Dabei muss es gar nicht l der Dom in Paderborn oder so ein Touristenhighlight wie der Kölner Dom sein, nein – es reicht die Kirche nebenan.

Am besten ganz ohne jeden Gottesdienst und irgendwann mitten in der Woche.

Dank hunderter Ehrenamtlicher sind viele Kirchen nämlich im ganzen Land offen für Besucher.

In den meisten Kirchen fühle ich mich wohl.

Im Gegensatz zum Wartezimmer kommt man nie dran, weil man die ganze Zeit dran ist.

Die Aufenthaltsdauer wird nur von einem selbst bestimmt und zum Schluss bekommt man weder Ratschläge, Rezepte noch Überweisungen.
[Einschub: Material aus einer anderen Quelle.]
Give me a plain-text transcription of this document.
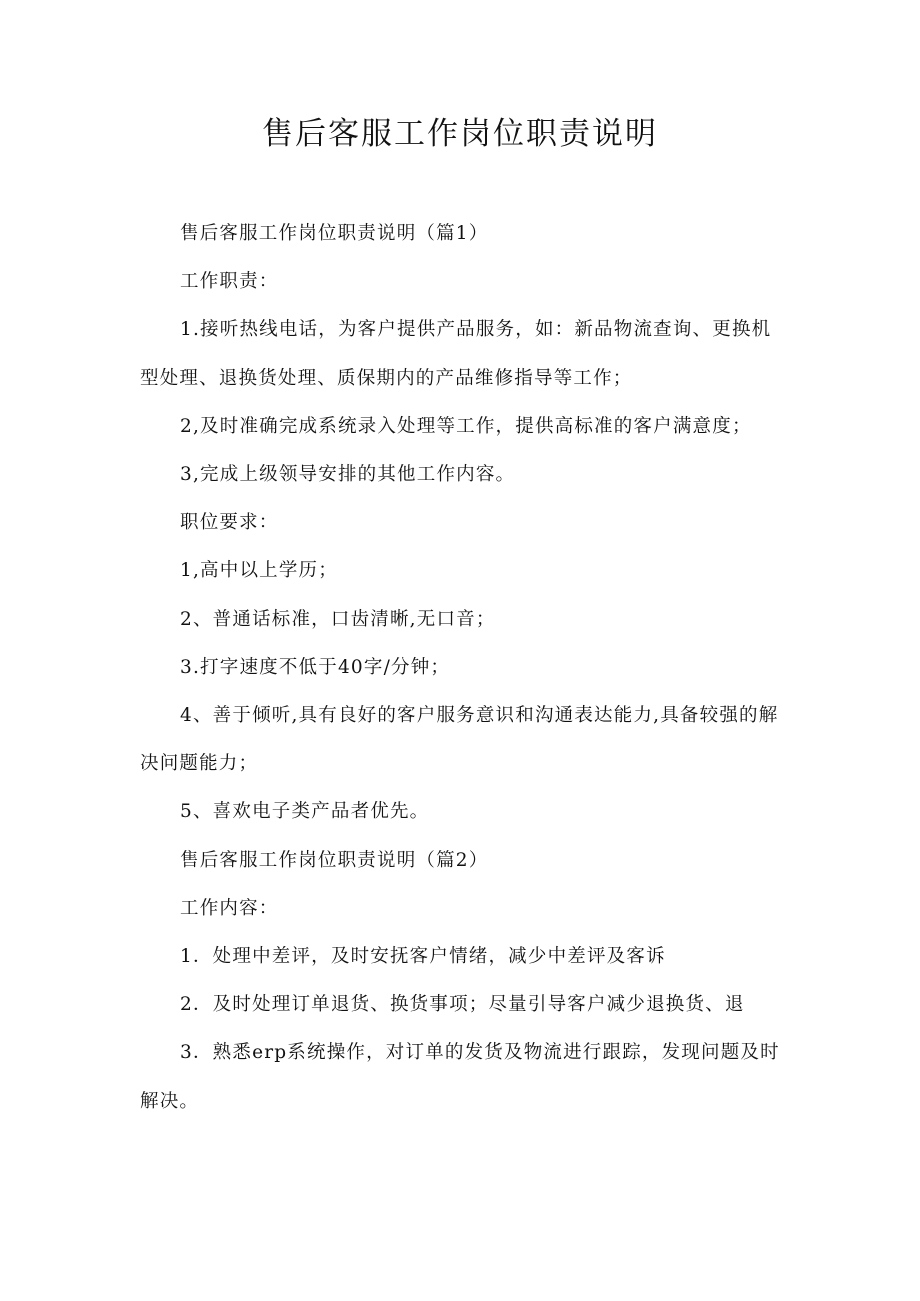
售后客服工作岗位职责说明

售后客服工作岗位职责说明（篇1）

工作职责：

1.接听热线电话，为客户提供产品服务，如：新品物流查询、更换机型处理、退换货处理、质保期内的产品维修指导等工作；

2,及时准确完成系统录入处理等工作，提供高标准的客户满意度；

3,完成上级领导安排的其他工作内容。

职位要求：

1,高中以上学历；

2、普通话标准，口齿清晰,无口音；

3.打字速度不低于40字/分钟；

4、善于倾听,具有良好的客户服务意识和沟通表达能力,具备较强的解决问题能力；

5、喜欢电子类产品者优先。

售后客服工作岗位职责说明（篇2）

工作内容：

1．处理中差评，及时安抚客户情绪，减少中差评及客诉

2．及时处理订单退货、换货事项；尽量引导客户减少退换货、退

3．熟悉erp系统操作，对订单的发货及物流进行跟踪，发现问题及时解决。
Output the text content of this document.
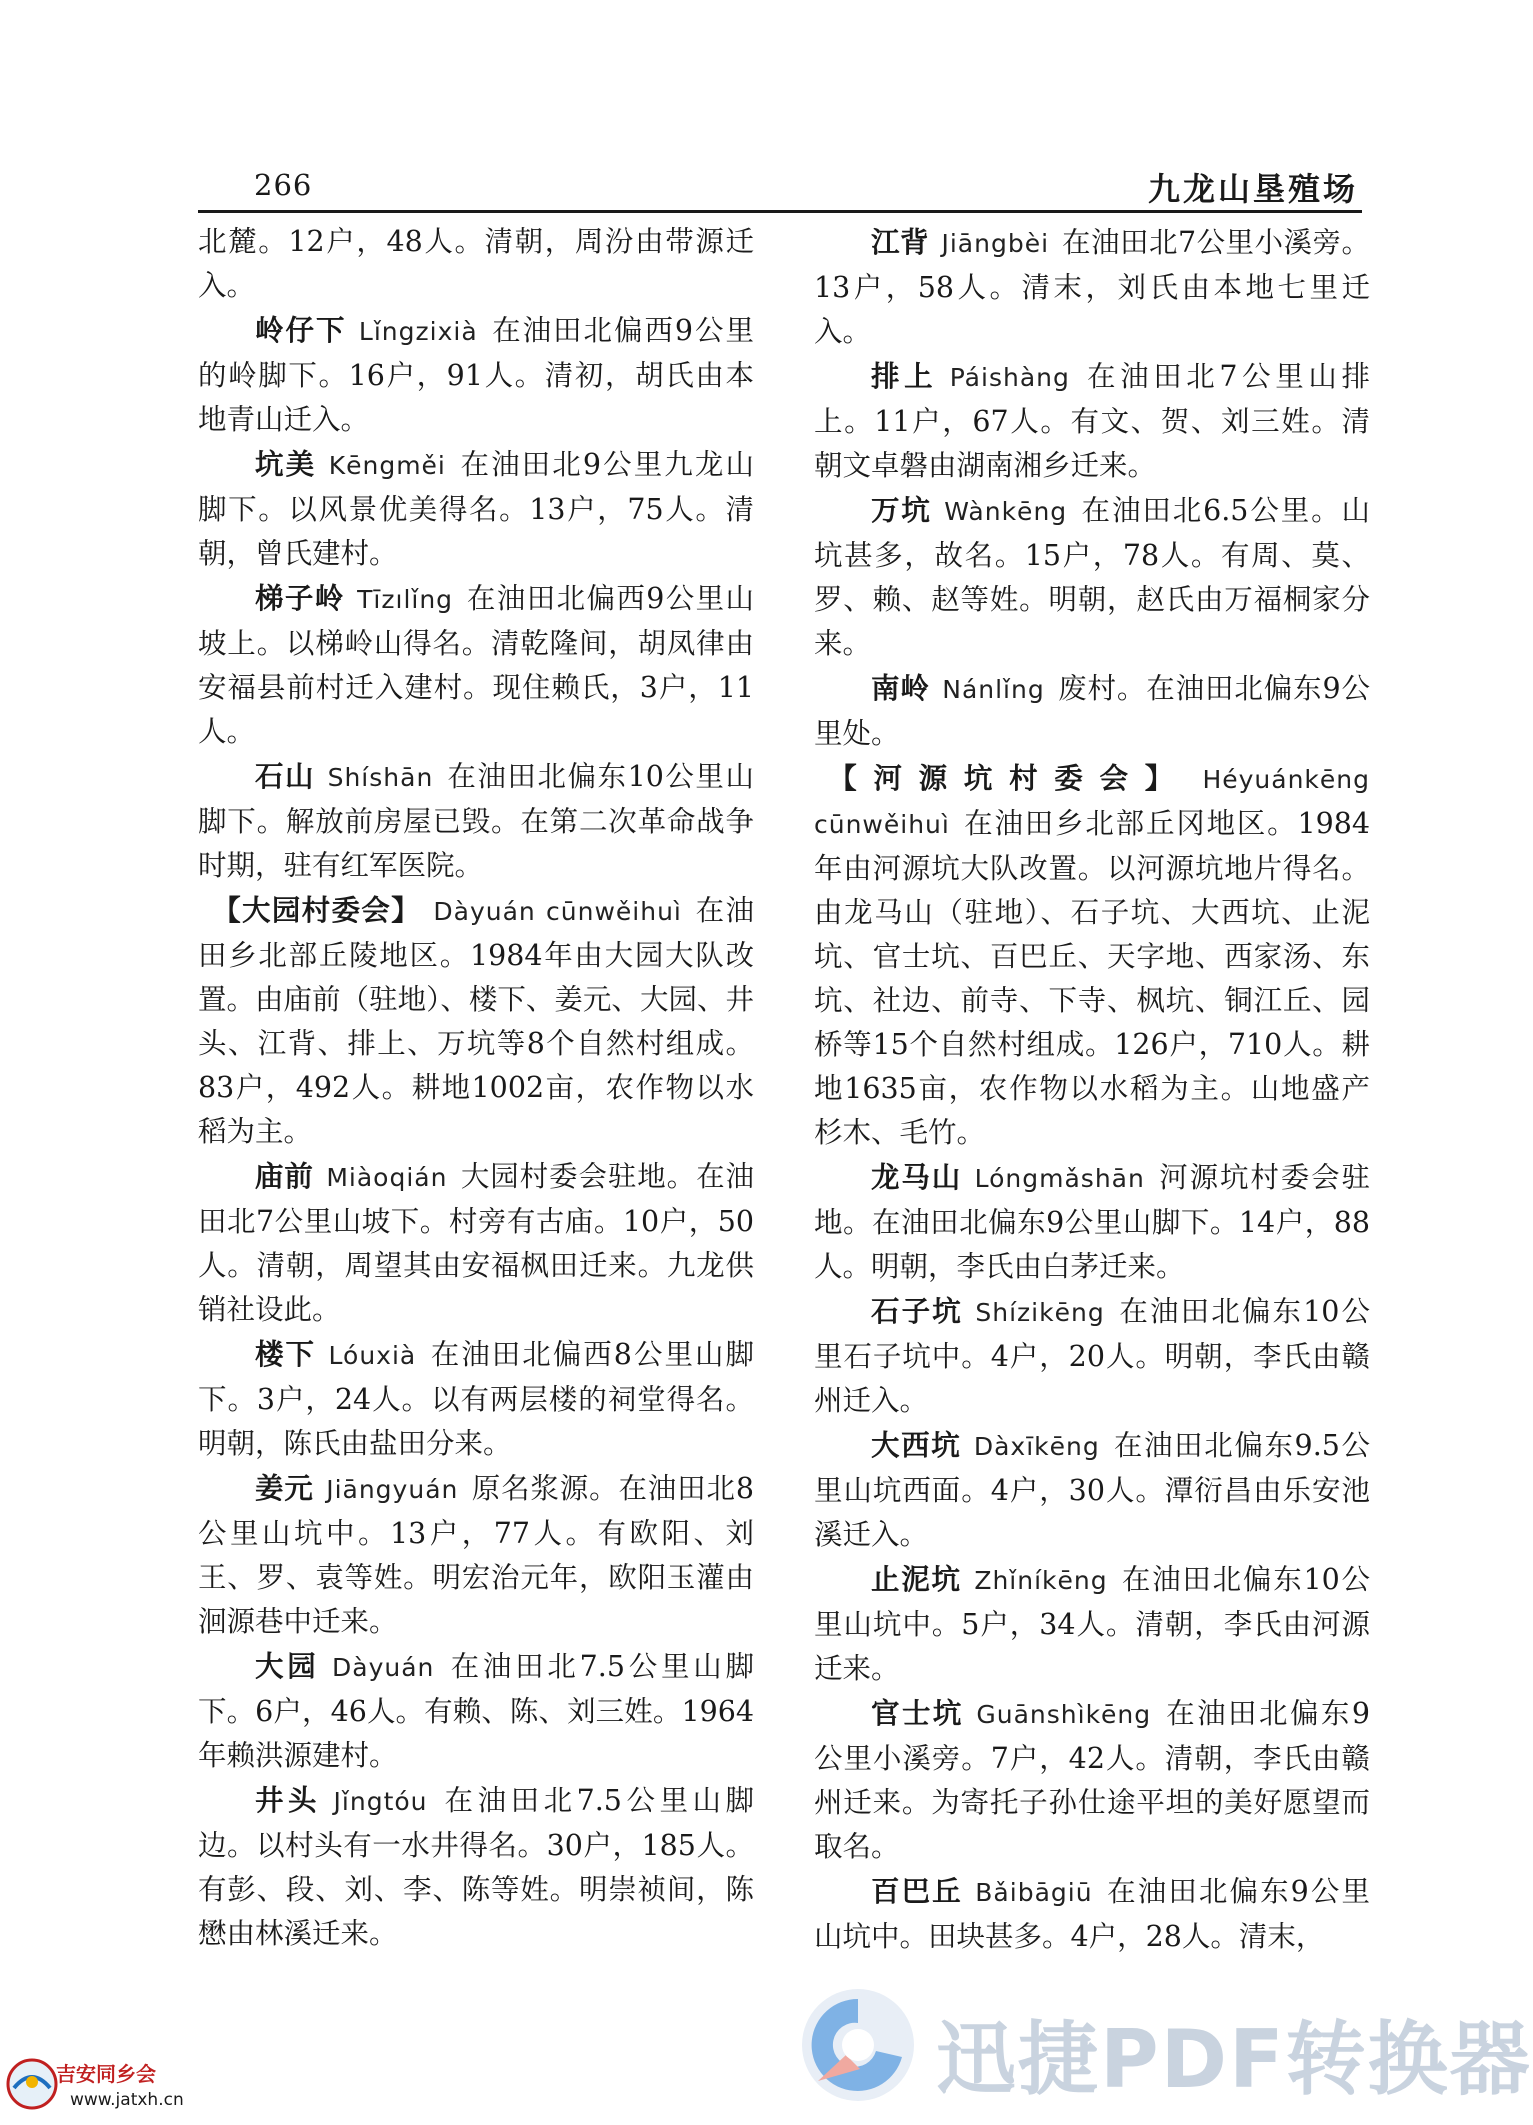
266	九龙山垦殖场

北麓。12户，48人。清朝，周汾由带源迁入。

岭仔下 Lǐngzixià 在油田北偏西9公里的岭脚下。16户，91人。清初，胡氏由本地青山迁入。

坑美 Kēngměi 在油田北9公里九龙山脚下。以风景优美得名。13户，75人。清朝，曾氏建村。

梯子岭 Tīzılǐng 在油田北偏西9公里山坡上。以梯岭山得名。清乾隆间，胡凤律由安福县前村迁入建村。现住赖氏，3户，11人。

石山 Shíshān 在油田北偏东10公里山脚下。解放前房屋已毁。在第二次革命战争时期，驻有红军医院。

【大园村委会】 Dàyuán cūnwěihuì 在油田乡北部丘陵地区。1984年由大园大队改置。由庙前（驻地）、楼下、姜元、大园、井头、江背、排上、万坑等8个自然村组成。83户，492人。耕地1002亩，农作物以水稻为主。

庙前 Miàoqián 大园村委会驻地。在油田北7公里山坡下。村旁有古庙。10户，50人。清朝，周望其由安福枫田迁来。九龙供销社设此。

楼下 Lóuxià 在油田北偏西8公里山脚下。3户，24人。以有两层楼的祠堂得名。明朝，陈氏由盐田分来。

姜元 Jiāngyuán 原名浆源。在油田北8公里山坑中。13户，77人。有欧阳、刘王、罗、袁等姓。明宏治元年，欧阳玉灌由洄源巷中迁来。

大园 Dàyuán 在油田北7.5公里山脚下。6户，46人。有赖、陈、刘三姓。1964年赖洪源建村。

井头 Jǐngtóu 在油田北7.5公里山脚边。以村头有一水井得名。30户，185人。有彭、段、刘、李、陈等姓。明崇祯间，陈懋由林溪迁来。

江背 Jiāngbèi 在油田北7公里小溪旁。13户，58人。清末，刘氏由本地七里迁入。

排上 Páishàng 在油田北7公里山排上。11户，67人。有文、贺、刘三姓。清朝文卓磐由湖南湘乡迁来。

万坑 Wànkēng 在油田北6.5公里。山坑甚多，故名。15户，78人。有周、莫、罗、赖、赵等姓。明朝，赵氏由万福桐家分来。

南岭 Nánlǐng 废村。在油田北偏东9公里处。

【河源坑村委会】 Héyuánkēng cūnwěihuì 在油田乡北部丘冈地区。1984年由河源坑大队改置。以河源坑地片得名。由龙马山（驻地）、石子坑、大西坑、止泥坑、官士坑、百巴丘、天字地、西家汤、东坑、社边、前寺、下寺、枫坑、铜江丘、园桥等15个自然村组成。126户，710人。耕地1635亩，农作物以水稻为主。山地盛产杉木、毛竹。

龙马山 Lóngmǎshān 河源坑村委会驻地。在油田北偏东9公里山脚下。14户，88人。明朝，李氏由白茅迁来。

石子坑 Shízikēng 在油田北偏东10公里石子坑中。4户，20人。明朝，李氏由赣州迁入。

大西坑 Dàxīkēng 在油田北偏东9.5公里山坑西面。4户，30人。潭衍昌由乐安池溪迁入。

止泥坑 Zhǐníkēng 在油田北偏东10公里山坑中。5户，34人。清朝，李氏由河源迁来。

官士坑 Guānshìkēng 在油田北偏东9公里小溪旁。7户，42人。清朝，李氏由赣州迁来。为寄托子孙仕途平坦的美好愿望而取名。

百巴丘 Bǎibāgiū 在油田北偏东9公里山坑中。田块甚多。4户，28人。清末，

迅捷PDF转换器
吉安同乡会
www.jatxh.cn
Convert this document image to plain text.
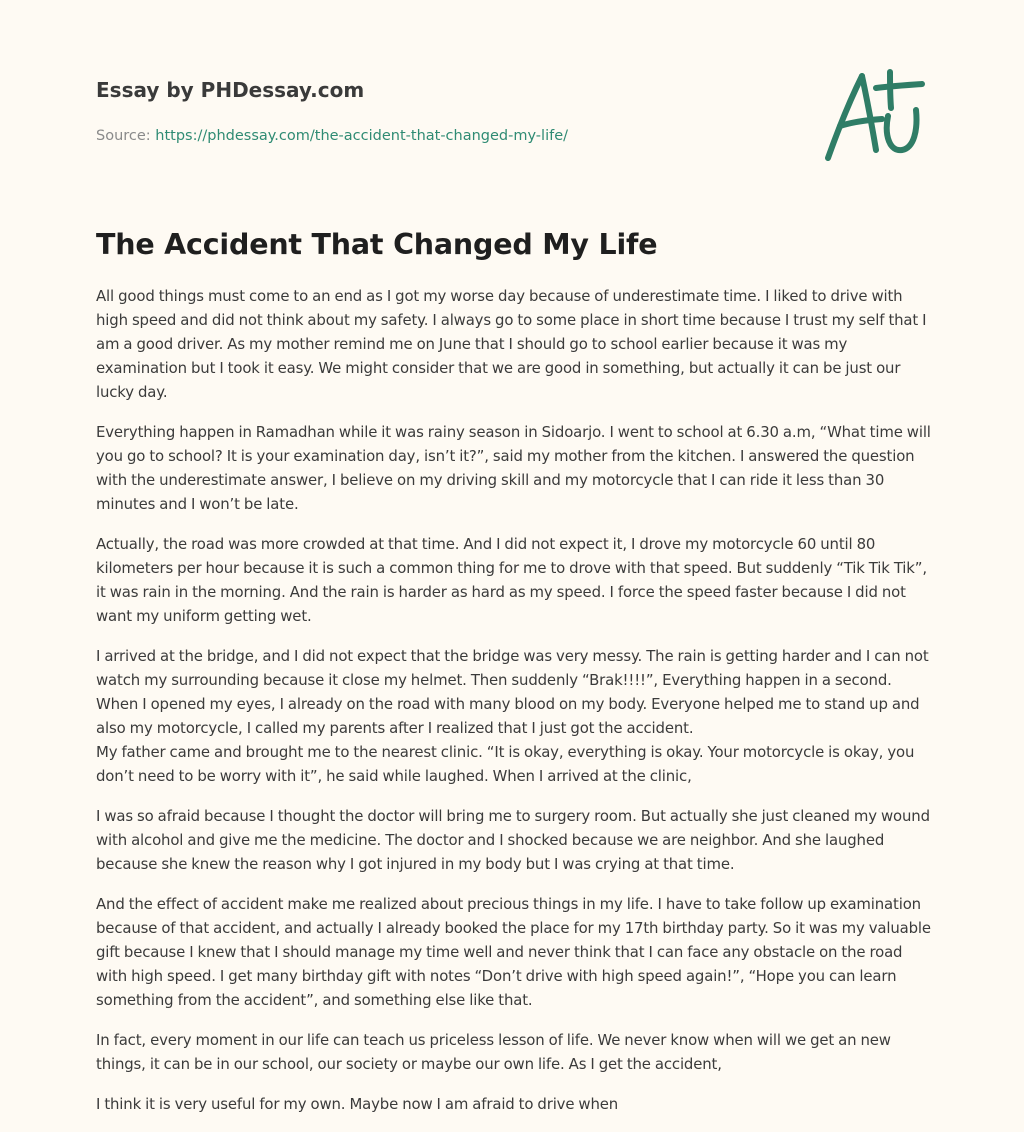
Essay by PHDessay.com
Source: https://phdessay.com/the-accident-that-changed-my-life/
The Accident That Changed My Life

All good things must come to an end as I got my worse day because of underestimate time. I liked to drive with high speed and did not think about my safety. I always go to some place in short time because I trust my self that I am a good driver. As my mother remind me on June that I should go to school earlier because it was my examination but I took it easy. We might consider that we are good in something, but actually it can be just our lucky day.

Everything happen in Ramadhan while it was rainy season in Sidoarjo. I went to school at 6.30 a.m, “What time will you go to school? It is your examination day, isn’t it?”, said my mother from the kitchen. I answered the question with the underestimate answer, I believe on my driving skill and my motorcycle that I can ride it less than 30 minutes and I won’t be late.

Actually, the road was more crowded at that time. And I did not expect it, I drove my motorcycle 60 until 80 kilometers per hour because it is such a common thing for me to drove with that speed. But suddenly “Tik Tik Tik”, it was rain in the morning. And the rain is harder as hard as my speed. I force the speed faster because I did not want my uniform getting wet.

I arrived at the bridge, and I did not expect that the bridge was very messy. The rain is getting harder and I can not watch my surrounding because it close my helmet. Then suddenly “Brak!!!!”, Everything happen in a second. When I opened my eyes, I already on the road with many blood on my body. Everyone helped me to stand up and also my motorcycle, I called my parents after I realized that I just got the accident.

My father came and brought me to the nearest clinic. “It is okay, everything is okay. Your motorcycle is okay, you don’t need to be worry with it”, he said while laughed. When I arrived at the clinic,

I was so afraid because I thought the doctor will bring me to surgery room. But actually she just cleaned my wound with alcohol and give me the medicine. The doctor and I shocked because we are neighbor. And she laughed because she knew the reason why I got injured in my body but I was crying at that time.

And the effect of accident make me realized about precious things in my life. I have to take follow up examination because of that accident, and actually I already booked the place for my 17th birthday party. So it was my valuable gift because I knew that I should manage my time well and never think that I can face any obstacle on the road with high speed. I get many birthday gift with notes “Don’t drive with high speed again!”, “Hope you can learn something from the accident”, and something else like that.

In fact, every moment in our life can teach us priceless lesson of life. We never know when will we get an new things, it can be in our school, our society or maybe our own life. As I get the accident,

I think it is very useful for my own. Maybe now I am afraid to drive when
Zu Risiken und Nebenwirkungen: Es könnte sein, das der Besuch einer Kirche sogar ansteckt.

Ein Kirchenraum wirkt bei mir wie autogenes Training gegen Bluthochdruck und funktioniert ganz ohne Tabletten.

Je länger ich in einer Kirche verweile, und nur mit meinem Glauben und natürlich all meinen Zweifeln ganz alleine bin, desto ruhiger werde ich.

Und vielleicht gehe ich dann doch irgendwann raus aus der Kirche und habe mein ganz persönliches Rezept gefunden. Möglicherweise sogar meine ganz persönliche Überweisung… dann weiß ich was als Nächstes für mich dran ist. Der nächsten Bitte ! oh, ich glaub ich bin jetzt dran.